Another time, I played hooky from work and went to a meeting that was pretty interesting over at the US Institute of Peace. I typed up my notes from the public meeting (me scribbling furiously while the paid journalists recorded the thing) and published. Emails went around, and all of a sudden I’m getting inquiries and compliments from very senior guys in another service. Turns out that I had information that the service really needed, but they didn’t know, and those journalists didn’t know to focus on the things I did–or thought the meeting wasn’t important. If I can get results from something like that, then you can too.

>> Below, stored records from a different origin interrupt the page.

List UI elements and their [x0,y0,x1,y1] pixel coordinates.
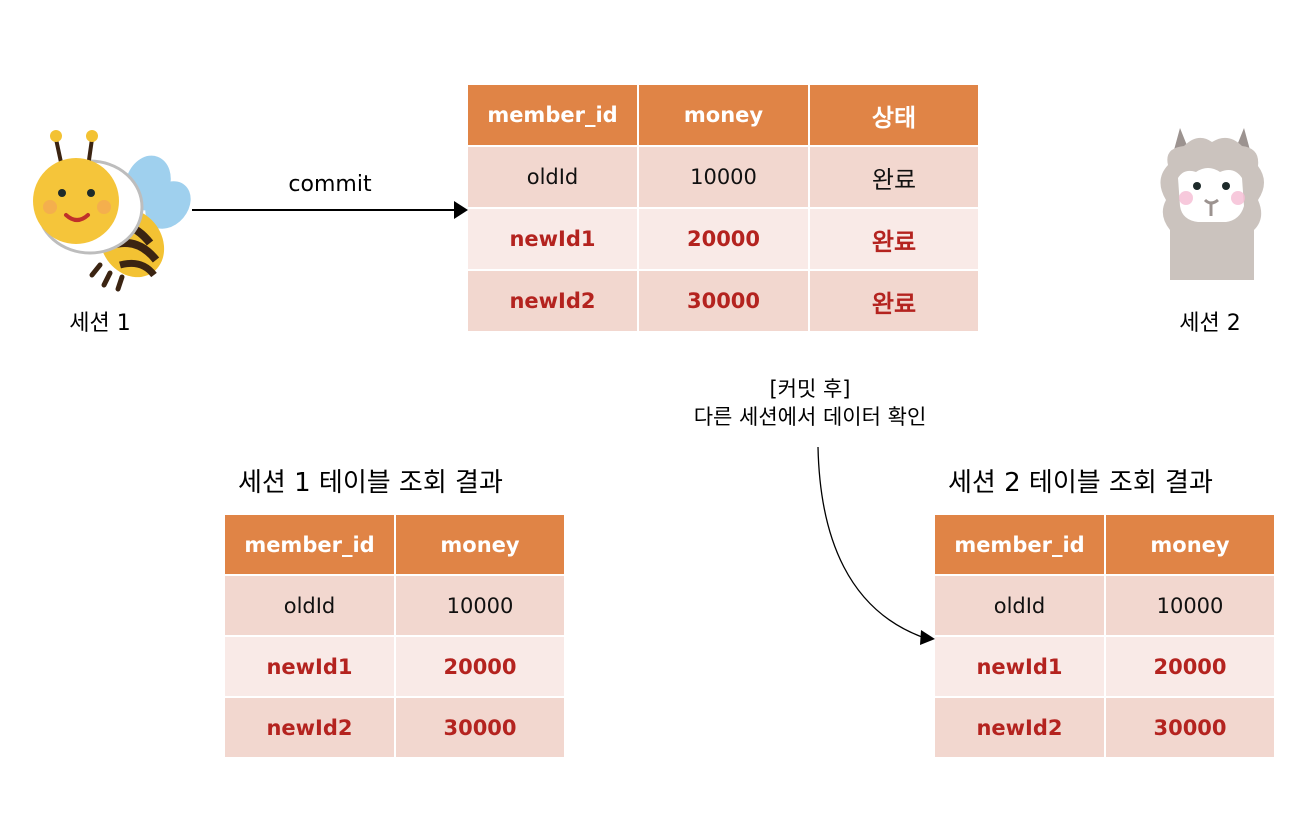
header-member-id: member_id [935,515,1104,574]
cell-money: 10000 [639,147,808,207]
cell-member-id: newId1 [935,637,1104,696]
cell-member-id: newId2 [935,698,1104,757]
cell-status: 완료 [810,271,978,331]
table-row: oldId 10000 완료 [468,147,978,207]
session2-result-title: 세션 2 테이블 조회 결과 [948,468,1213,498]
cell-money: 30000 [396,698,564,757]
table-row: newId2 30000 [225,698,564,757]
cell-money: 10000 [396,576,564,635]
table-row: newId1 20000 완료 [468,209,978,269]
header-status: 상태 [810,85,978,145]
cell-member-id: oldId [935,576,1104,635]
cell-money: 20000 [1106,637,1274,696]
table-row: newId2 30000 [935,698,1274,757]
commit-arrow [192,201,468,219]
cell-money: 20000 [639,209,808,269]
main-table-header: member_id money 상태 [468,85,978,145]
cell-member-id: oldId [225,576,394,635]
main-table: member_id money 상태 oldId 10000 완료 newId1… [466,83,980,333]
cell-status: 완료 [810,209,978,269]
cell-member-id: newId2 [225,698,394,757]
table-row: newId1 20000 [935,637,1274,696]
header-money: money [396,515,564,574]
header-member-id: member_id [225,515,394,574]
table-row: oldId 10000 [225,576,564,635]
session2-result-table: member_id money oldId 10000 newId1 20000… [933,513,1276,759]
session2-table-header: member_id money [935,515,1274,574]
cell-member-id: newId1 [225,637,394,696]
header-money: money [639,85,808,145]
cell-member-id: oldId [468,147,637,207]
session1-table-header: member_id money [225,515,564,574]
session1-result-table: member_id money oldId 10000 newId1 20000… [223,513,566,759]
note-line2: 다른 세션에서 데이터 확인 [693,405,927,429]
table-row: newId2 30000 완료 [468,271,978,331]
cell-status: 완료 [810,147,978,207]
cell-money: 30000 [1106,698,1274,757]
table-row: newId1 20000 [225,637,564,696]
header-money: money [1106,515,1274,574]
table-row: oldId 10000 [935,576,1274,635]
session1-result-title: 세션 1 테이블 조회 결과 [238,468,503,498]
cell-member-id: newId1 [468,209,637,269]
note: [커밋 후] 다른 세션에서 데이터 확인 [640,375,980,431]
cell-money: 30000 [639,271,808,331]
check-arrow [817,446,935,645]
header-member-id: member_id [468,85,637,145]
cell-money: 10000 [1106,576,1274,635]
note-line1: [커밋 후] [769,377,851,401]
cell-member-id: newId2 [468,271,637,331]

More importantly, you may come to find that making change in an organization includes changing minds, getting people excited, stopping bad change (the defensive is to the offensive as three to one works pretty well in bureaucratic warfare too), and causing a culture change. Unless you write what change you want to see you may not have thought enough to articulate what it is you want; unless you publish that writing nobody will help you fix the weak spots in your thinking and carry the ball the next few yards. Milblogging had a strategic effect in 2004-2007. If you’re able to write–or able to begin writing–then maybe you should be doing so.
Otherwise, who’s going to guide what change we do get?
Update: How could I have forgotten this little gem? One important caveat for commenters: Don’t try to write things under your name and then under other names. That’s called having sockpuppets and is socially frowned upon. When you get outed, which will happen, people will laugh at you.
Always gotta be someone messing about in the punchbowl.
No matter, I never read that guy’s blog anyway.